Of course, I would be remiss to not highlight the rarefied air that former Premier John Horgan must have been breathing when he sought to spend $789 million of taxpayer’s money to rebuild the Royal B.C. Museum. That would have built a heck of a lot of trauma rooms or maybe even a couple of dozen cancer clinics.

The way I see it, the sheer size, success and outright importance of organizations like the SOS Medical Foundation which are active across the country, are both markers of the success, and the failure of our society.

Successful because our generosity and concern for the greater good shines brightly from small donors cracking open their piggy banks to large donations from wealthy donors. And they are a mark of failure of our duly elected officials and bureaucratic apparatus. Our elected officials are charged with a duty of care to ensure crucial things like healthcare are looked after in a meaningful way with eyes on the future.

As a society Canada created a wondrous universal healthcare system over many years that avoided the classist structure of the U.S. where millions have suffered from lack of proper medical care. But sadly we – the elected officials, the bureaucrats – didn’t maintain it and now the warranty has been voided.
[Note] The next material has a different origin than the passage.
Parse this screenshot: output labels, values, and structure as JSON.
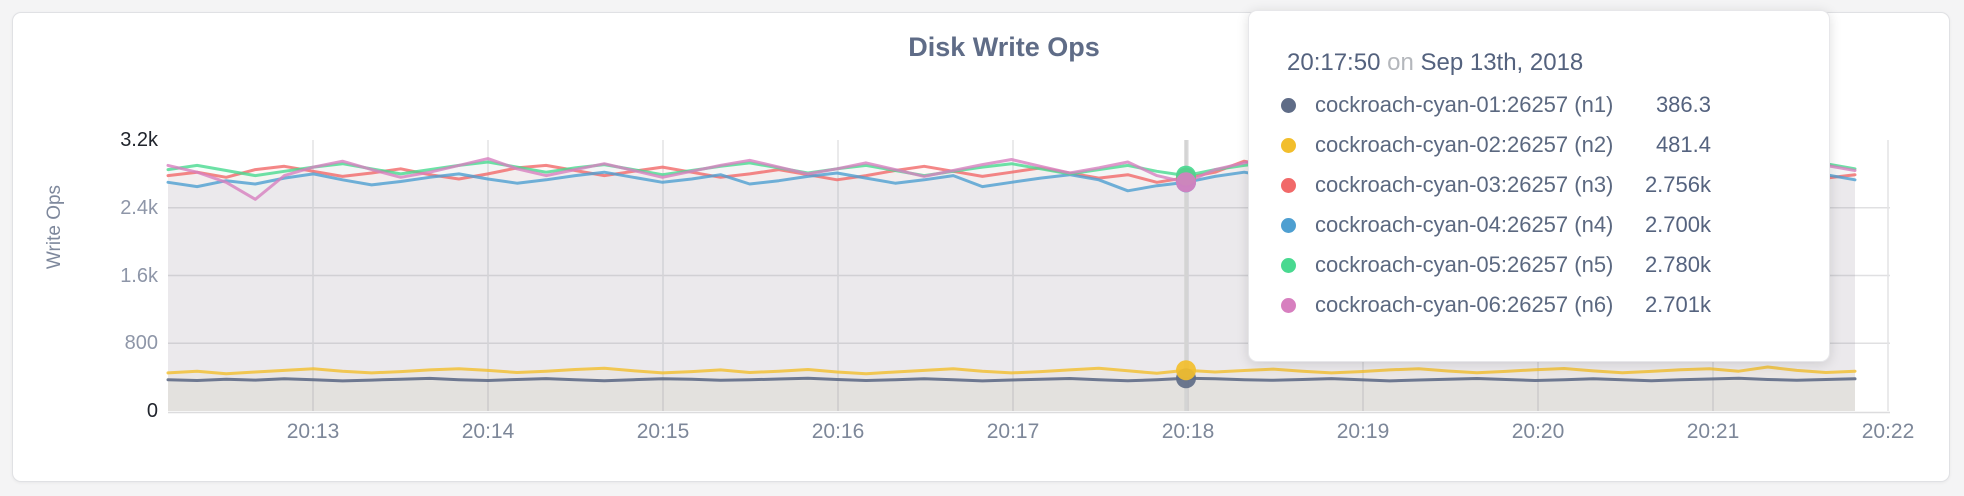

I find it astonishing and somewhat gut wrenching that donations are so crucial to keep our basic healthcare infrastructure even just simply functioning. I’m referring to things like a trauma room virtually untouched since it was built 51 years ago – not even a coat of paint. The state of the cancer clinic at PRH is substandard and outright dangerous for those working in it, if the overview from the SOS Medical Foundation CEO is anything to go by.

It’s reasonable to assume that these charitable fundraising organizations will only become more important in the coming years as there is no sign that Canada’s healthcare crisis will be mended anytime soon. As such, the fact that private money plays such an outsized role in supporting healthcare infrastructure suggests a potential creep towards a two-tiered system.

I don’t mean privatization outright, but rather the advantage the hospitals that exist in wealthier areas such as the Okanagan might enjoy as compared to less well-off parts of the province where fundraising is more constrained by regional socio-economics. And then of course the benefits that could accrue to the individuals themselves that make large donations might perhaps create another two-tiered situation.

In two conversations with the CEO of the SOS Medical Foundation, Sally Ginter – who brings substantial acumen to her position after previous roles with Canadian Cancer Society and Ronald MacDonald House in Toronto – I’ve tried to get her perspective on this niche role that charitable organizations play in the face of what appears to be limited government funding by clearly, it’s not a rabbit hole she wishes to acknowledge, let alone dive into.

I also had a brief but interesting conversation with a large supporter of the foundation recently.

I asked him how he saw his support in light of the ongoing healthcare crisis. Seemed a reasonable question to me.

Much to my gobsmacked amazement he not only proceeded to deny there was in fact a healthcare crisis but he doubled down justifying his view by stating he and his family had never had any problems getting the treatment they needed.

That was some rarefied air right there.